I like LP72s and have around 10 of them. I like the neutral buoyancy. They are inexpensive - usually I pay $30 as-found, as-is, where-is. With hydro, VIP, and a new valve it's a $100 cylinder. Low cost is part of the attraction; generally I'd rather have HP100s but when comparing ready-to-dive prices they are 2x-3x as much (used).
 
We occasionally used compressed air and an air gun to "inflate" the vinyl. It helped in pulling the coating away from the tank. We just inserted the air gun into a hole or cut in the coating and applied the air pressure. Sometimes it worked, sometimes not, but when it did it eliminated allot of elbow grease for that portion of the tank.
 
Older manifolds are along the lines of Captain's, just one knob and a center outlet with or without J valve. Center outlet is needed for good double hose positioning.

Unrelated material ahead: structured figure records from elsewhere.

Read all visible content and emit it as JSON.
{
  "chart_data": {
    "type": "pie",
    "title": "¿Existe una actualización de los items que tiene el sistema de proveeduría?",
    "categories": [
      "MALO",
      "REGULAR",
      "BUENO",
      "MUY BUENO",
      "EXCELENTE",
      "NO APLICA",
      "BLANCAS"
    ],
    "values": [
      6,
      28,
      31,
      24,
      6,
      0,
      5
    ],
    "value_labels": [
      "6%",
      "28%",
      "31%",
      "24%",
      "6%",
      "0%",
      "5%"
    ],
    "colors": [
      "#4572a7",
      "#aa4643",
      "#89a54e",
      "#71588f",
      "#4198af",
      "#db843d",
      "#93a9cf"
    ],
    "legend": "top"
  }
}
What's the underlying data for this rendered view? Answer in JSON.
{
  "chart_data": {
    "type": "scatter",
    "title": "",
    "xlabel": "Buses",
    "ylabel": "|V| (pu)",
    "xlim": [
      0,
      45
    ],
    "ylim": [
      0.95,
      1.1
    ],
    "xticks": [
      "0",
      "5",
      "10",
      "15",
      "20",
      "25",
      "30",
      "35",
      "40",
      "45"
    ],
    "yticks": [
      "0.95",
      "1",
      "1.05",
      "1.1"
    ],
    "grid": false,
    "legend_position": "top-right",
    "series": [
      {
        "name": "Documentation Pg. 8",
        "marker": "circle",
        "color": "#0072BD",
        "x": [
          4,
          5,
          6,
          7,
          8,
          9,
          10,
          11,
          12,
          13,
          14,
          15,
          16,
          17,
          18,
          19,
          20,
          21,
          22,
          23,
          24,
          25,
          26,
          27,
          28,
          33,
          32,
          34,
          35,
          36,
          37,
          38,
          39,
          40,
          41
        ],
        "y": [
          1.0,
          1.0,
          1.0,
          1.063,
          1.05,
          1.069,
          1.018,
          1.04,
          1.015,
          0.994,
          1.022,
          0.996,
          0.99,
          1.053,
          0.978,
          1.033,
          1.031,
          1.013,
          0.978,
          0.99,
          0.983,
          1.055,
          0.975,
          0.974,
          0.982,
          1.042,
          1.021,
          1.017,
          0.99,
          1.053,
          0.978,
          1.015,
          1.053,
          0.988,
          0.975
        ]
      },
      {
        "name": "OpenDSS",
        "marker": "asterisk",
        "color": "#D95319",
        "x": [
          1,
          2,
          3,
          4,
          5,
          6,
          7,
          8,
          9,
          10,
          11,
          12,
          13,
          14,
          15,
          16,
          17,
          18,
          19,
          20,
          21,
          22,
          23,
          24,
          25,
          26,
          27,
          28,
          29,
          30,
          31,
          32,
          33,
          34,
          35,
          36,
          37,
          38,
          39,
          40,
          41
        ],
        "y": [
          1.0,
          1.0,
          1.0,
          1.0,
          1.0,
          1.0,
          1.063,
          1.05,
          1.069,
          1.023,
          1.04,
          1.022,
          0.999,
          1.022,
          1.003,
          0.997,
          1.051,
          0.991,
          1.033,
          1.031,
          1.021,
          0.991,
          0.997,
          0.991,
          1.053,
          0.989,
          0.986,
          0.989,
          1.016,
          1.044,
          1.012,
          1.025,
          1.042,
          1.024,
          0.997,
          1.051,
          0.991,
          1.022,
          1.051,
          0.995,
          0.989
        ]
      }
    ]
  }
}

If one gets lucky, Sherwood made a manifold (Selpac) for double hose with an additional post, and shut off valve, for a single hose backup. The one I scored did not have one, but they did make them with the j valve. It was probably the last old school manifold made before the modern isolation manifold became the standard.
 
I’ve been eyeballing the US Divers model for $119 but was sure if it would work for my lp72s or not.

Yes it will, it was originally used on 72's.
 
It is hard to find modern bands for LP72s though they do exist.

Since the OP is interested in vintage , he may want to keep his eye out for some old galvanized bands used originally.

Double 72s
 
So, after figuring out what manifold a guy wants to use ( in my case I’m going to go with the US Divers with J valve) how does one figure out which bands to get as far as spacing goes? I know that 72s are 6.9” but have heard that 7” will work.